Authors to look out for include the Nobel Prize winning author Olga Tokarczuk, renowned for her vegetarian-feminist novel Drive Your Plow Over The Bones Of The Dead. In a panel including Nora Bossong and Mario Vargas Llosa , Tocarkzuk will be reflecting on the role of literature during the pandemic in the Plea For Democracy and Culture festival special (10 Sep, Philharmonie, 19:00) and independently presenting her controversial recent novel The Books of Jacob (10 Sep, Silent Green, 21:00) – unfortunately only in Polish and German.
This year’s festival highlights a number of urgent social themes through “special” series of events. The Speak Up! Misogyny as a System series sees readings from JJ Bola, UK-Congolese author of Mask Off: Masculinity Redefined (14 Sept, Silent Green, 7:30) and from US queer-feminist horror writer Carmen Maria Machado, who will present her critically lauded memoir of relationship abuse, In The Dream House (13 Sep, Silent Green, 15:00, prerecorded video). Machado will also discuss the feminist-horror genre in detail alongside UK-Nigerian writer Lesley Nneka Arima (12 Sep, Silent Green, 17:00, prerecorded). Palestinian author Adania Shibli will be reading from her novel Minor Detail (10 Sep, Silent Green, 21:00), a searing exploration of gendered violence and its aftereffects. A number of star names will take part in the Art of Writing series, which offers a peek behind the curtain at authors’ various private strategies for reading, writing and storytelling. One highlight is Canada’s Sheila Heti, author of Motherhood, an autobiographical novel that explores her deliberation on the decision to have children (19 Sep, Silent Green, 21:00, prerecorded) series. The series will also welcome the American legend – and notorious Twitter loose cannon – Joyce Carol Oates (12 Sep, Silent Green, 21:00, prerecorded) as well as science fiction author Neil Gaiman (12 Sep, Silent Green, 20:00, prerecorded). For lovers of the historical novel, the first female winner of the Booker Prize, Hilary Mantel (13 Sep, Silent Green, 19:30, livestreamed), presents the final instalment of her Tudor Trilogy, The Mirror and the Light. (Lovers of puns may prefer her forthcoming essay collection, Mantel Pieces .)
The big topics tackled
One of the festival’s self-proclaimed topics is decolonisation – but if you blink, you might miss it. The history of migration in the US and Africa’s colonial history each do figure in a Global Encounters panel (12 Sep, Silent Green, 15:00) with international authors Edwidge Danticat (Haiti/US), Valeria Luiselli (Mexico/US) and Nadifa Mohamed (Somalia/UK).

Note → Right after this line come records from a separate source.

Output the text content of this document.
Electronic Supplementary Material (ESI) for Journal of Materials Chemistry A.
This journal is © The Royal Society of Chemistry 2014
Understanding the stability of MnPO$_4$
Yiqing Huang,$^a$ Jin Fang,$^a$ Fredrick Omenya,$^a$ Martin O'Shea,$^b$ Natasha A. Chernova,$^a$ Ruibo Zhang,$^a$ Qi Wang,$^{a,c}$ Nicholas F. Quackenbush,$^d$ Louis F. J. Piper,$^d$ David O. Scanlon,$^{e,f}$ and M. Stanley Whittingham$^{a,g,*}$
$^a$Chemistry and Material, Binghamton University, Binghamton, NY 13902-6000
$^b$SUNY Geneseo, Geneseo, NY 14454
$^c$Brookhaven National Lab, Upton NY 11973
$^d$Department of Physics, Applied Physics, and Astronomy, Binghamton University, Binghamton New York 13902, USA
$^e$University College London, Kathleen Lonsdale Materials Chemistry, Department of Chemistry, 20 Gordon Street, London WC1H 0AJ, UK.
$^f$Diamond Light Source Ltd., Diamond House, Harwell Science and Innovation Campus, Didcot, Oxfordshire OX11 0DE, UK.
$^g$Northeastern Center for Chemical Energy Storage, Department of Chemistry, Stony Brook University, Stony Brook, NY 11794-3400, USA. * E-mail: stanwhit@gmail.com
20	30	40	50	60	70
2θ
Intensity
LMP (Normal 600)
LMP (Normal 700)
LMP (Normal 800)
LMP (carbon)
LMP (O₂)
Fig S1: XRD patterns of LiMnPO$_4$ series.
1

Race is perhaps the more prominent theme. UK photographer and writer Johny Pitts (19 Sep, 18:00, live streamed ) will be reading from his Jhalak Prize-winning Afropean, a groundbreaking study of African diaspora identity across Europe. From the other side of the Atlantic, rising-star US author Nana Kwame Adjei-Brenyah (18 Sep, Silent Green, 19:30, livestreamed) explores systemic inequality in his semi-satirical Friday Black.
For the past 10 years, the festival has made moves to present the newest authors in the world of graphic fiction. This year’s Graphic Novel Day will feature Berlin local Aisha Franz in discussion with Sweden’s Moa Romanova (13 Sep, Silent Green, 17:00). With starkly different drawing styles, but similarly high levels of hilarity, both artists are interested in female isolation, depression and the digital world. Meanwhile Lukas Jüliger, whose graphic novel Unfollow portrays the uncanny life on an eco-influencer, in a German-language discussion on bioeconomics and the climate crisis (16 Sep, Silent Green, 18:00).